The increased stack size forces the kernel to allocate more last-level
page tables. This and the sub-optimal cleanup of the page tables
contributes to the increased kernel utilization.

Rationale:

On my virtualbox, there are approximately 500 i8042 IRQs per second when
continuously moving the mouse. Each of these IRQs is handled by an
interrupt fibril, for which we need to create stack.

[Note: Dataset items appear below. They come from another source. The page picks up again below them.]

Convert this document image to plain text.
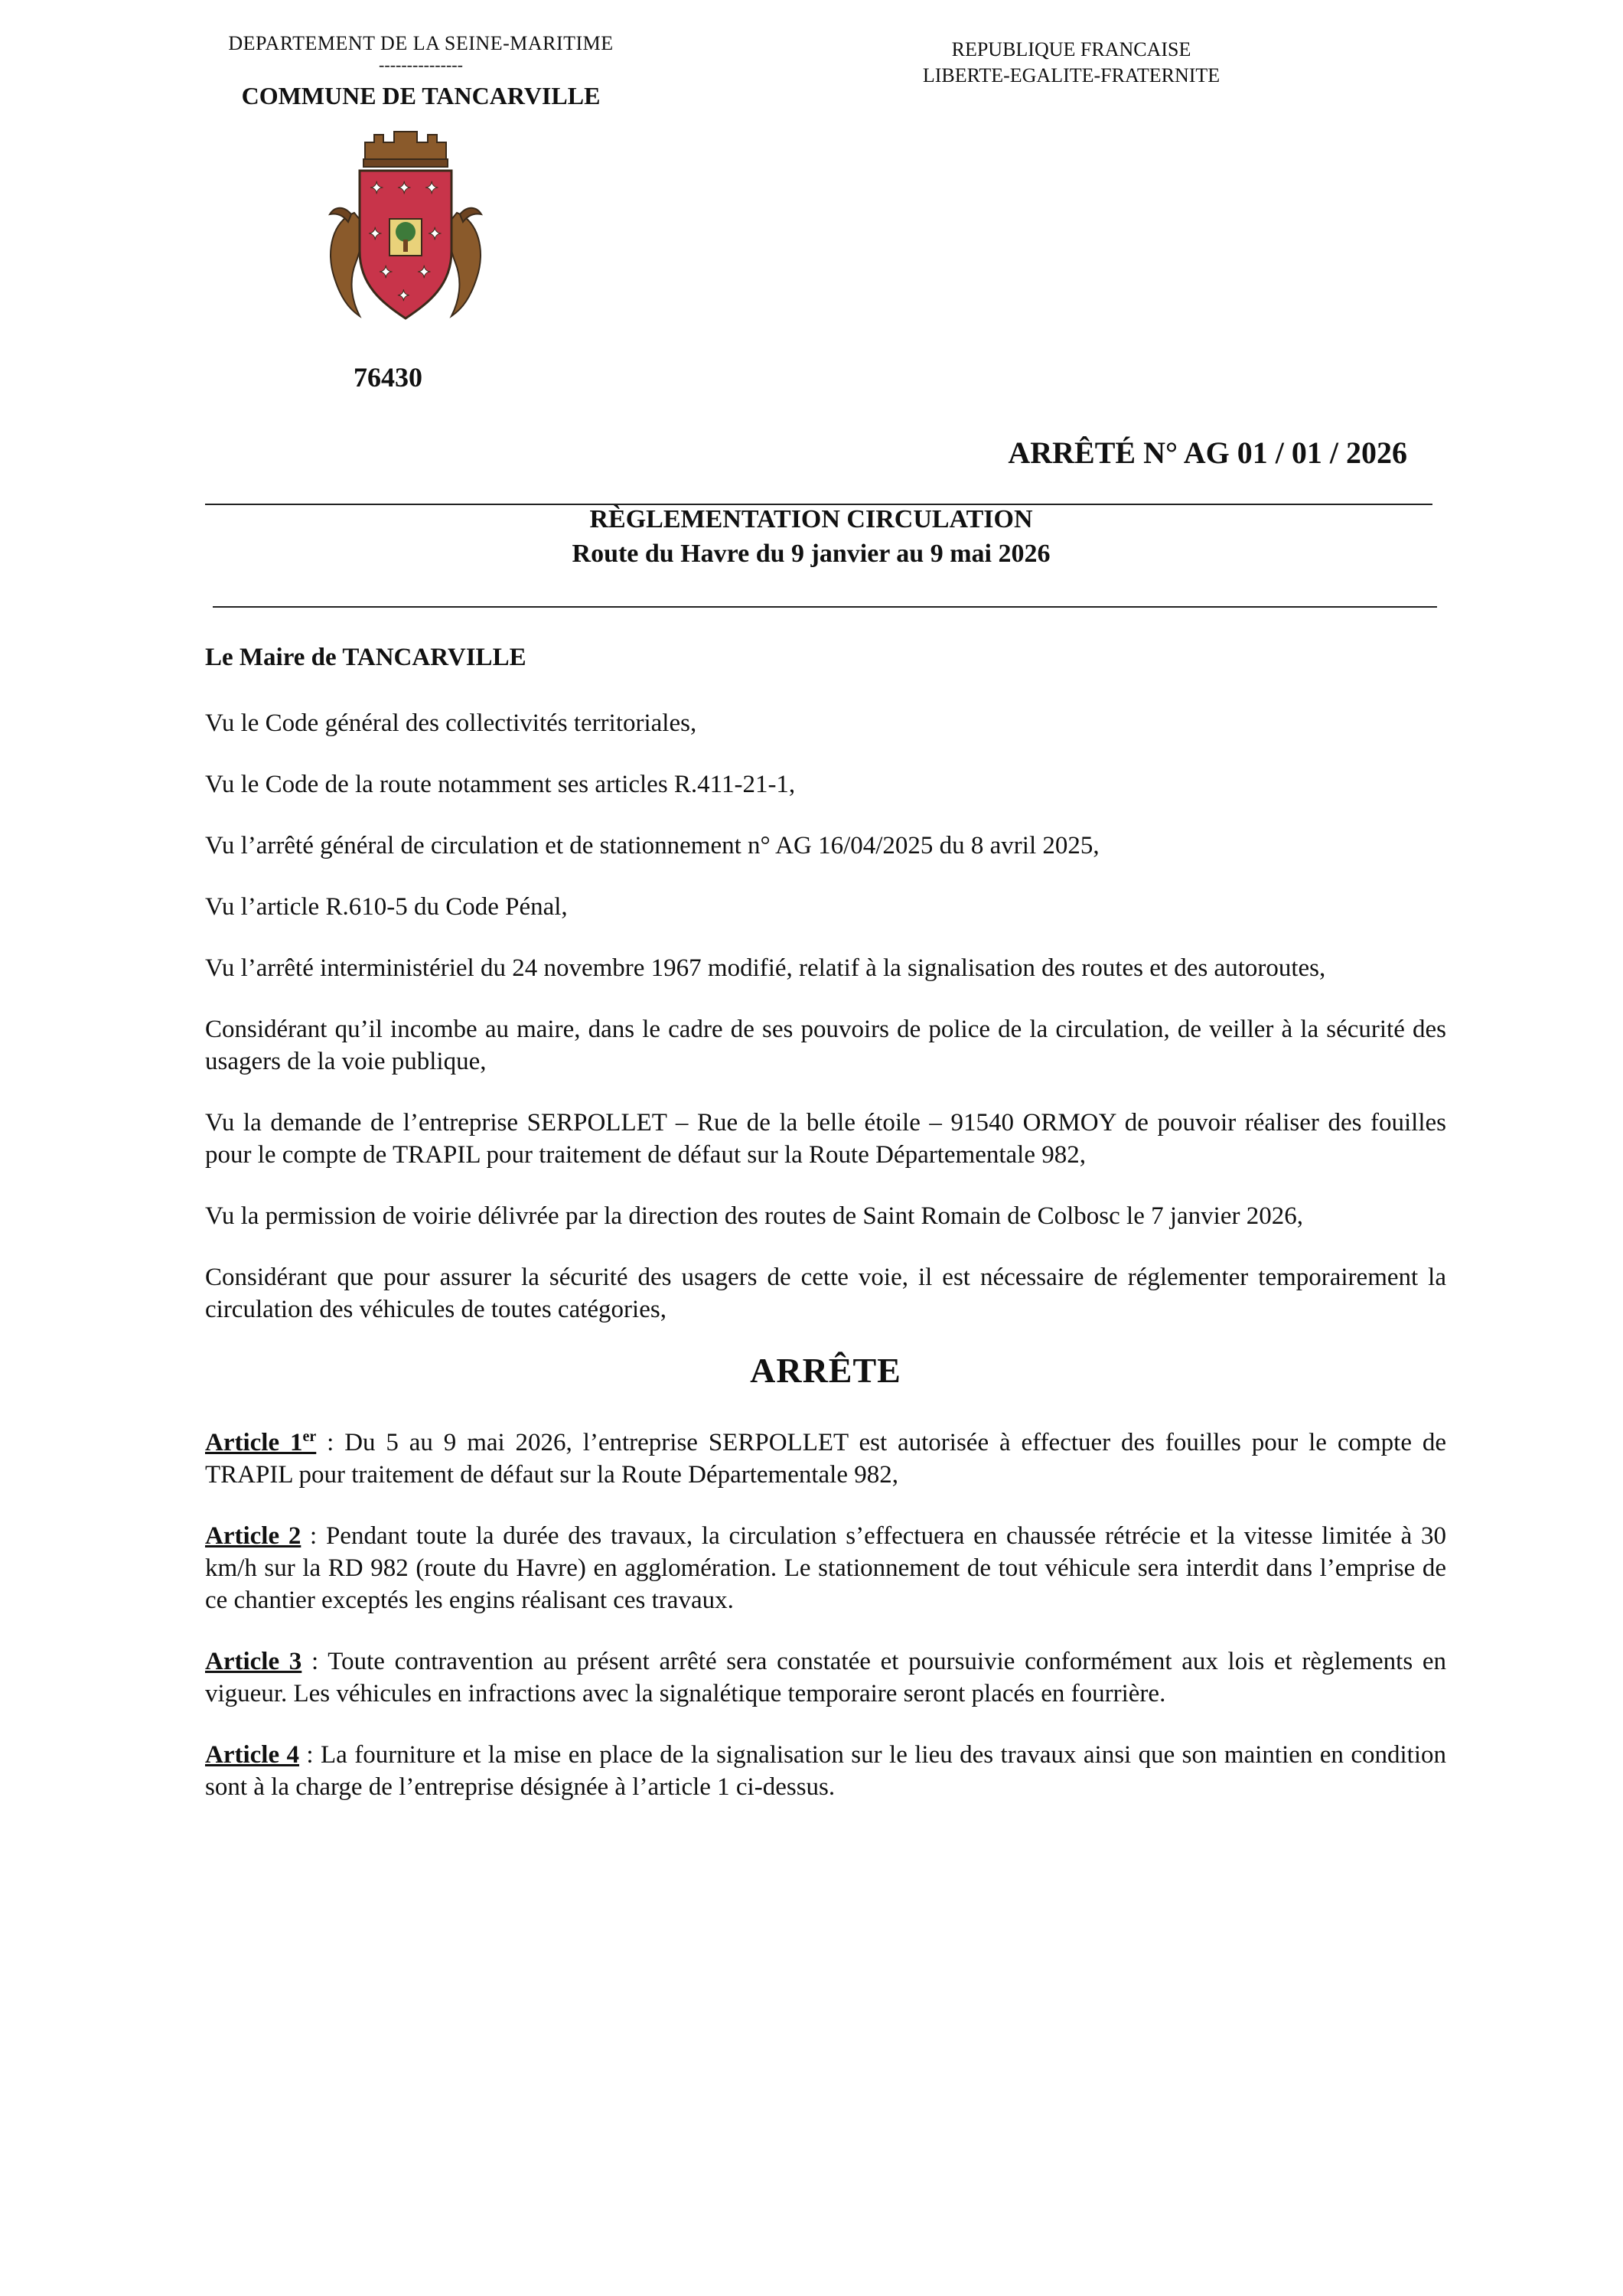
DEPARTEMENT DE LA SEINE-MARITIME
---------------
COMMUNE DE TANCARVILLE
REPUBLIQUE FRANCAISE
LIBERTE-EGALITE-FRATERNITE
✦ ✦ ✦
✦	✦
✦ ✦
✦
76430
ARRÊTÉ N° AG 01 / 01 / 2026
RÈGLEMENTATION CIRCULATION
Route du Havre du 9 janvier au 9 mai 2026

Le Maire de TANCARVILLE

Vu le Code général des collectivités territoriales,

Vu le Code de la route notamment ses articles R.411-21-1,

Vu l’arrêté général de circulation et de stationnement n° AG 16/04/2025 du 8 avril 2025,

Vu l’article R.610-5 du Code Pénal,

Vu l’arrêté interministériel du 24 novembre 1967 modifié, relatif à la signalisation des routes et des autoroutes,

Considérant qu’il incombe au maire, dans le cadre de ses pouvoirs de police de la circulation, de veiller à la sécurité des usagers de la voie publique,

Vu la demande de l’entreprise SERPOLLET – Rue de la belle étoile – 91540 ORMOY de pouvoir réaliser des fouilles pour le compte de TRAPIL pour traitement de défaut sur la Route Départementale 982,

Vu la permission de voirie délivrée par la direction des routes de Saint Romain de Colbosc le 7 janvier 2026,

Considérant que pour assurer la sécurité des usagers de cette voie, il est nécessaire de réglementer temporairement la circulation des véhicules de toutes catégories,

ARRÊTE

Article 1er : Du 5 au 9 mai 2026, l’entreprise SERPOLLET est autorisée à effectuer des fouilles pour le compte de TRAPIL pour traitement de défaut sur la Route Départementale 982,

Article 2 : Pendant toute la durée des travaux, la circulation s’effectuera en chaussée rétrécie et la vitesse limitée à 30 km/h sur la RD 982 (route du Havre) en agglomération. Le stationnement de tout véhicule sera interdit dans l’emprise de ce chantier exceptés les engins réalisant ces travaux.

Article 3 : Toute contravention au présent arrêté sera constatée et poursuivie conformément aux lois et règlements en vigueur. Les véhicules en infractions avec la signalétique temporaire seront placés en fourrière.

Article 4 : La fourniture et la mise en place de la signalisation sur le lieu des travaux ainsi que son maintien en condition sont à la charge de l’entreprise désignée à l’article 1 ci-dessus.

Now, with 4K pages, 4B PTEs and 1024-entry page tables, the last level
page table maps 4M of virtual address space. With 8K stacks (in fact 12K
counting the empty guard page), the last level PTE can map some 341
stacks and so the kernel only has to allocate 2 pages for the last-level
page tables per second.

The situation changes dramatically when the stacks are 1M large, because
the last level PTE can only map 3 stacks and leave space for 4K guard
pages in between. In order to keep up with the virtual memory demand,
the kernel needs to be allocating 167 pages for the last-level page
tables per second to allocate enough stacks for ~500 fibrils, which is
~80times more than with the 8K stacks.

Of course, the situation is slightly more complicated than this, because
the finishing interrupt fibrils will be releasing their stacks in
parallel with the new allocations, so some of the new allocations will
be able to reuse the emptied PTEs. But I think the above worst-case
situation illustrates the problem well.

Also, with the 1M stacks with only one or two valid pages,
page_mapping_remove() will spend longer time figuring out whether it is
safe to deallocate the last-level PTE, because the valid entries will be
farther away of each other than when there are only minimal gaps as is
the case with 8K stacks. This particular inefficiency could be improved,
but I am not sure how much it contributes to the problem.